Three-dimensional tumor models have become established in both basic and clinical research. As multicellular systems consisting of tumor and tumor-associated cells, they can better represent tumor characteristics than monocellular 2D cultures. In this review, we highlight the potential applications of tumor spheroids and organoids in the field of urology. Further, we illustrate the generation and characteristics of standardized organoids as well as membrane-based 3D in vitro models in bladder cancer research. We discuss the technical aspects and review the initial successes of molecular analyses in the three major urologic tumor entities: urinary bladder carcinoma (BCa), prostate carcinoma (PCa), and renal cell carcinoma (RCC).
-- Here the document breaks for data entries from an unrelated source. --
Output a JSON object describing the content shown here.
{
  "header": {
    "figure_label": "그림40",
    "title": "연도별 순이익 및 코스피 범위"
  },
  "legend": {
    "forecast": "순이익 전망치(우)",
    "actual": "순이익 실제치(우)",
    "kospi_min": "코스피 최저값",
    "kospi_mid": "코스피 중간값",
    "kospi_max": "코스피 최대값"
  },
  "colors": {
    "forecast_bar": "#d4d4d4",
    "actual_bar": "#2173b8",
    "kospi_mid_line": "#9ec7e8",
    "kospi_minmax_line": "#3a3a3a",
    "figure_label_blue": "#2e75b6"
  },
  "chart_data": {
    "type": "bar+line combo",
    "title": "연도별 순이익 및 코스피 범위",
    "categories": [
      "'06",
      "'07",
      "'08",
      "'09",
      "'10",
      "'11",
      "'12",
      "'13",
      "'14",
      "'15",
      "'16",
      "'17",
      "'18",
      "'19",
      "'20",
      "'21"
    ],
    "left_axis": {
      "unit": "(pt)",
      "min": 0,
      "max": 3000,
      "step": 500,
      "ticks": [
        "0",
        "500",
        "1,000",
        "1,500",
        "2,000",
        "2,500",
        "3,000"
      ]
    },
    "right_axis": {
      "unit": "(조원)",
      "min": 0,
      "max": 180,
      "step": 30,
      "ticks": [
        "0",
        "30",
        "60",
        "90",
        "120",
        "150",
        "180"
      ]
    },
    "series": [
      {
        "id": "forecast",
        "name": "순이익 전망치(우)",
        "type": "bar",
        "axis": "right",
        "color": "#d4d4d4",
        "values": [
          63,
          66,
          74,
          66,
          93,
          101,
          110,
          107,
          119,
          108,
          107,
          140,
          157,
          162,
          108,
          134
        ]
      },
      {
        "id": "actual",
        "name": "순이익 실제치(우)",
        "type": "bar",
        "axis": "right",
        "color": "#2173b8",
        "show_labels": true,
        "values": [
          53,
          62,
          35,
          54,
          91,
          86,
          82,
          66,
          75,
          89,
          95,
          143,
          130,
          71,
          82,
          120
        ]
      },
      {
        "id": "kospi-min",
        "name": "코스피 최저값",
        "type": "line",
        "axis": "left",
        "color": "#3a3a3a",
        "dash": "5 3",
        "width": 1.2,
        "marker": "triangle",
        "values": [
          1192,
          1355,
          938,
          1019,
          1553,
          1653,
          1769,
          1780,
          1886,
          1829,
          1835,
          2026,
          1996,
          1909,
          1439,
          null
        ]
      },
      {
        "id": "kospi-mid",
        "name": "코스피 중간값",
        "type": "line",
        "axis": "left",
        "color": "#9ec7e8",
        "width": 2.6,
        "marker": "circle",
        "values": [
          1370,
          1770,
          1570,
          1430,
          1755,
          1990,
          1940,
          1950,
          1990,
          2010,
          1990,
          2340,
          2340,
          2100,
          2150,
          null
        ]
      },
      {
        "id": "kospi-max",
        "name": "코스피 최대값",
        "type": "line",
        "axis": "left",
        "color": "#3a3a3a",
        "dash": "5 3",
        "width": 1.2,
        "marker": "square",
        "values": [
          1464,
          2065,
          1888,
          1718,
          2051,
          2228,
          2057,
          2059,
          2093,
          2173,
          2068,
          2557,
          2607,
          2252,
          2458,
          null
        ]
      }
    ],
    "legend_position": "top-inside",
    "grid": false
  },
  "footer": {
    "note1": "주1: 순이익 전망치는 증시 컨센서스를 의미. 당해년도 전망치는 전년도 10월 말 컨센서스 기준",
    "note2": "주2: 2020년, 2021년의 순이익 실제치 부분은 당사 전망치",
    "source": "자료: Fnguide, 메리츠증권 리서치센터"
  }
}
Keywords: 3D cell culture technique; bladder cancer; prostate cancer; renal cell carcinoma.

Figure 1

Proliferation of HT-1376 in strata membranes. Cells were grown in Alvetex Strata, fixed with PFA after 3 days (a), 13 days (b), and 19 days (c,d), embedded in paraffin, cut into 7 μm thick sections and labeled with fluorescent dyes; cell nuclei blue, beta-actin green, Ki-67 red; (a) HT-1376 cells already migrate from the apical side (asterisk) into the membrane (arrows), the proliferation is moderate (red nuclei); (b,c) many more cells are found within the membrane and the proliferation rate is especially high in those migrating cells; (d) higher magnification shows the formation of a superficial multilayered tissue-like structure and indicates the migration of single cells through the membranous pores (arrows); images taken with an CKX53 microscope (Olympus, Hamburg, Germany); calculation of the proliferation rate using Image J. [23]; (d) scale bar indicates 20 µm.

Figure 2

Urinary bladder organoid composed of three different human urinary bladder cell types. (a) The organoid shows a clear stratification into outer non-malignant urothelial cells (HBLAK, green) and a core of urinary bladder fibroblasts and smooth muscle cells (HBF, HBSMC); urothelial cells are positive for cytokeratin (green, CKPAN), whereas HBF and HBSMC are negative (asterisk), the tight junction protein zonula occludens-1 (ZO-1) is depicted in orange, nuclei are shown in blue color (stained with TO-PRO-3); (b) detail of (a) demonstrate that the expression of ZO-1 (orange) is mostly restricted to the top cell layer of HBLAK cells (arrows in (a,b)), while vinculin (VCL, orange) expression (c) is very strong in both, HBLAK and stromal cells (asterisk); antibodies used (Table S1).

Figure 3

Organoid composed of HBF, HBSMC, HUVEC, and HBLAK, cultured for 14 days with 10 days of differentiation. (a) Immunohistochemical staining of cytokeratin 5 & 6 (CK5+6, green), von Willebrand factor (VWF, orange), nuclei are stained with TO-PRO-3 (blue), note the tubular structures formed by HUVEC (arrows); (b) detail of (a) showing the decoration of HUVEC with VWF; (c) zonula occludens protein-1 (ZO-1, orange) indicating barrier formation (arrowheads) by HBLAK stained with an antibody against CKPAN (green), note the labeling of tubular structures within the core of the organoid, probably HUVEC (arrows); antibodies used (Table S1).

Figure 4

Urinary bladder tumor organoids from RT-112 (initial tumor grade 2) and T-24 (grade 3), HBF and HBSMC. (a–c) Hematoxylin-eosin staining (HE) of human BCa organoids; (a,b) RT-112 organoids show a clear urothelial stratification, T-24 organoids show a loose structure (c); (d–f) immunohistochemical staining of cytokeratin (green, CKPAN), Ki-67 (orange), nuclei are stained with DAPI (blue); (e,f) detail of (d) showing T-24 cells by their cytokeratin expression in the organoid (green, CKPAN); T-24 BCa cells show a high proliferation index (red, Ki-67); purple by overlay with nuclei); scale bar: 100 µm; antibodies used (Table S1).